Last year, Ron Conner led Black Rep casts in four out of five productions, and from the first, became one of my favorite actors to watch. This year he leads the Black Rep away from its twenty-six year home at the Grandel Theater to the A.E. Hotchner Studio Theater on the campus of Washington University and opens the new season with a sizzling one man show, Emergency. (The Black Rep was recently unceremoniously dumped from their long-time home. Hotchner will not be a permanent space for them, but was the perfect space for this particular show.)
Generally, I’m not a big fan of one-man shows but Artistic Director, Rob Himes, smartly directs this one and Conner gives us twenty or so distinct characters, young, old, transgender, men, women, sophisticated and not. The playwright, Daniel Beaty, bounces the play between Liberty Island, where a slave ship has phantasmagorically appeared in the harbor, raised from its watery grave with all the white bones still in chains, and the Apollo Theater, where a national poetry slam explores the voices of 21st century African-American men. Conner transitions seamlessly between his characters and picks up each voice, each accent, each mannerism, every time.

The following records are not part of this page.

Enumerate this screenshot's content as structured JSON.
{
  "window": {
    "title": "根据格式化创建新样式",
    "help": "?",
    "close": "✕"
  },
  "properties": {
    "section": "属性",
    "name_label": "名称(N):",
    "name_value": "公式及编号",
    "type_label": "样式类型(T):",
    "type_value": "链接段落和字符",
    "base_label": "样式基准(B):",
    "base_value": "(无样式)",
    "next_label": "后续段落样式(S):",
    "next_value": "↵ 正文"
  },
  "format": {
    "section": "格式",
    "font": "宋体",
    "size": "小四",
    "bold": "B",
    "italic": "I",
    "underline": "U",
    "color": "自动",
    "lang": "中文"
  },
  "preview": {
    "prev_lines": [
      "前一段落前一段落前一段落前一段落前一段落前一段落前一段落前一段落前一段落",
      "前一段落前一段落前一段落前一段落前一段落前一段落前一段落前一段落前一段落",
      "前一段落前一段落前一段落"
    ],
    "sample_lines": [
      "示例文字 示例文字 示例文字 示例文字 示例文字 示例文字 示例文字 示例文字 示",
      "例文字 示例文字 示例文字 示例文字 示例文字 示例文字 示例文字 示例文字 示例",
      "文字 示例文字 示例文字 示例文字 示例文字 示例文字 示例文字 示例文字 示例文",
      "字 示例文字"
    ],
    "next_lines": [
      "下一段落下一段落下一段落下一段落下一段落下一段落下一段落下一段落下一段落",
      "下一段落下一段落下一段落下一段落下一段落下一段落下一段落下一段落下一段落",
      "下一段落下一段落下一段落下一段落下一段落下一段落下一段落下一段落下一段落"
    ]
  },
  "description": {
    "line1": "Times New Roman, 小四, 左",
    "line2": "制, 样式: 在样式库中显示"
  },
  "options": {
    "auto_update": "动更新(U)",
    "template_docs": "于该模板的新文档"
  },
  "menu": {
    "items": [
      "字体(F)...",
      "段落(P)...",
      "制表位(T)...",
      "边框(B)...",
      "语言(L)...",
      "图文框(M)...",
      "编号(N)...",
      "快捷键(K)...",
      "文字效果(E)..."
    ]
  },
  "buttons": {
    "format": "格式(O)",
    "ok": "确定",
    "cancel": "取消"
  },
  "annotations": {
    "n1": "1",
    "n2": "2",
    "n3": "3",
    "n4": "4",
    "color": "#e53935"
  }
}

There are wonderful touches, lights by Eric Cope and onscreen images help us transition between the two settings. Conner does a great job miming his props; cigarettes, microphones, cellphones, and pound cake all exist for his characters and therefore, for us. It is the commitment he gives each and every character that brings them alive for us. Bravo.
There is much to chew on in this eighty minute play. Remarkably, during the talk-back, the audience was much more interested in how he learned all those lines and how he moved between characters than in what the playwright was saying about learning from history. This is a play about remembering where we come from, and what sacrifices were made by others, wittingly or unwittingly, to bring us to our current success, or failure. Bessie, raising her granddaughter, Clarissa, who lives with AIDS, delivers a line I found most arresting. Bessie tells the reporter, “We need to love ourselves back to wholeness.” This line resonates powerfully and translates to all Americans in our fractured lives and disconnected worlds.
There did not seem to be a direct line between those who remember and success, or those who forget and failure, yet there was the feeling that remembering the past allowed these men and women to fully embrace their current “beingness” and the exploration of remembering helps the process of moving forward and beyond. There is much to be discussed in this commentary on the human condition and our yearning for freedom, so bring a friend so you have someone to discuss it with on the way home.
Emergency continues at the Hotchner Studio on Washington University campus through September 15th. Don’t miss it.